Ofqual in breach of its own rules
Ofqual’s own rules should have prevented controversial changes to the grading of this summer’s English GCSEs, according to the Times Educational Supplement (TES).
Teaching unions have accused Ofqual of "regulatory failure" and say it is more evidence of flawed exam marking, whilst Teachers have complained that pupils achieving exactly the same marks would have received different grades depending on what time of year they sat the exam.
But Ofqual argues that permitting grade boundaries to remain constant between January and June would have prompted a “big increase” in A*-C grades and breached its statutory duty to maintain standards.
A key document sent to exam boards sets out how it expects exam boards to use a process known as "comparable outcomes" to ensure that grade standards are maintained between GCSEs year-on-year. It sets out five conditions for when such processes should be used to alter the way papers are marked. The new English GCSEs fail to meet four of them.
The first is that pupils from that year in a subject "must be similar, in terms of ability, to those of previous years". The second condition was that the qualification must be "fit for purpose". The third condition was that the "nature of the qualification" must be the same. Finally, Ofqual said in the letter that comparable outcomes must only be applied where “previous grades were appropriate”.

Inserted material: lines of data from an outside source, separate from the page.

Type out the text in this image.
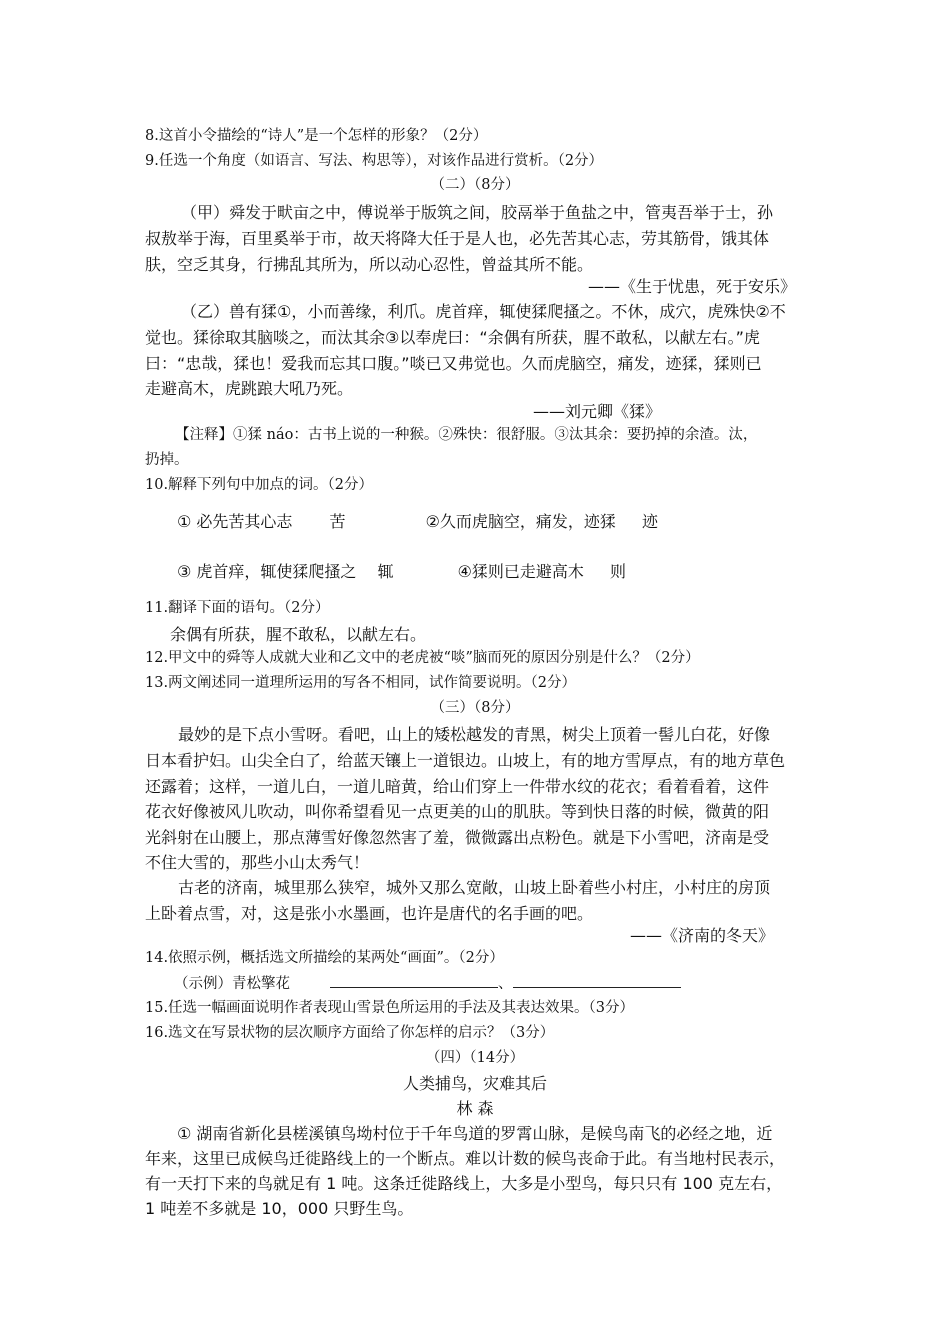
8.这首小令描绘的“诗人”是一个怎样的形象？（2分）
9.任选一个角度（如语言、写法、构思等），对该作品进行赏析。（2分）
（二）（8分）
（甲）舜发于畎亩之中，傅说举于版筑之间，胶鬲举于鱼盐之中，管夷吾举于士，孙
叔敖举于海，百里奚举于市，故天将降大任于是人也，必先苦其心志，劳其筋骨，饿其体
肤，空乏其身，行拂乱其所为，所以动心忍性，曾益其所不能。
——《生于忧患，死于安乐》
（乙）兽有猱①，小而善缘，利爪。虎首痒，辄使猱爬搔之。不休，成穴，虎殊快②不
觉也。猱徐取其脑啖之，而汰其余③以奉虎曰：“余偶有所获，腥不敢私，以献左右。”虎
曰：“忠哉，猱也！爱我而忘其口腹。”啖已又弗觉也。久而虎脑空，痛发，迹猱，猱则已
走避高木，虎跳踉大吼乃死。
——刘元卿《猱》
【注释】①猱 náo：古书上说的一种猴。②殊快：很舒服。③汰其余：要扔掉的余渣。汰，
扔掉。
10.解释下列句中加点的词。（2分）
① 必先苦其心志　　 苦　　　　　②久而虎脑空，痛发，迹猱　  迹
③ 虎首痒，辄使猱爬搔之　 辄　　　　④猱则已走避高木　  则
11.翻译下面的语句。（2分）
余偶有所获，腥不敢私，以献左右。
12.甲文中的舜等人成就大业和乙文中的老虎被“啖”脑而死的原因分别是什么？（2分）
13.两文阐述同一道理所运用的写各不相同，试作简要说明。（2分）
（三）（8分）
最妙的是下点小雪呀。看吧，山上的矮松越发的青黑，树尖上顶着一髻儿白花，好像
日本看护妇。山尖全白了，给蓝天镶上一道银边。山坡上，有的地方雪厚点，有的地方草色
还露着；这样，一道儿白，一道儿暗黄，给山们穿上一件带水纹的花衣；看着看着，这件
花衣好像被风儿吹动，叫你希望看见一点更美的山的肌肤。等到快日落的时候，微黄的阳
光斜射在山腰上，那点薄雪好像忽然害了羞，微微露出点粉色。就是下小雪吧，济南是受
不住大雪的，那些小山太秀气！
古老的济南，城里那么狭窄，城外又那么宽敞，山坡上卧着些小村庄，小村庄的房顶
上卧着点雪，对，这是张小水墨画，也许是唐代的名手画的吧。
——《济南的冬天》
14.依照示例，概括选文所描绘的某两处“画面”。（2分）
（示例）青松擎花	、
15.任选一幅画面说明作者表现山雪景色所运用的手法及其表达效果。（3分）
16.选文在写景状物的层次顺序方面给了你怎样的启示？（3分）
（四）（14分）
人类捕鸟，灾难其后
林 森
① 湖南省新化县槎溪镇鸟坳村位于千年鸟道的罗霄山脉，是候鸟南飞的必经之地，近
年来，这里已成候鸟迁徙路线上的一个断点。难以计数的候鸟丧命于此。有当地村民表示，
有一天打下来的鸟就足有 1 吨。这条迁徙路线上，大多是小型鸟，每只只有 100 克左右，
1 吨差不多就是 10，000 只野生鸟。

Of these, the only condition that appears to have been met is that teaching standards have remained largely consistent.
However, Ofqual has interpreted its own conditions differently, and is insisting that the comparable outcomes approach that prevented grades from rising in June was correctly implemented.
But Russell Hobby, general secretary of the NAHT heads' union, said: "Ofqual doesn't seem to have applied the concept of comparable outcomes properly. In this instance there is a regulatory failure. It is a big mess."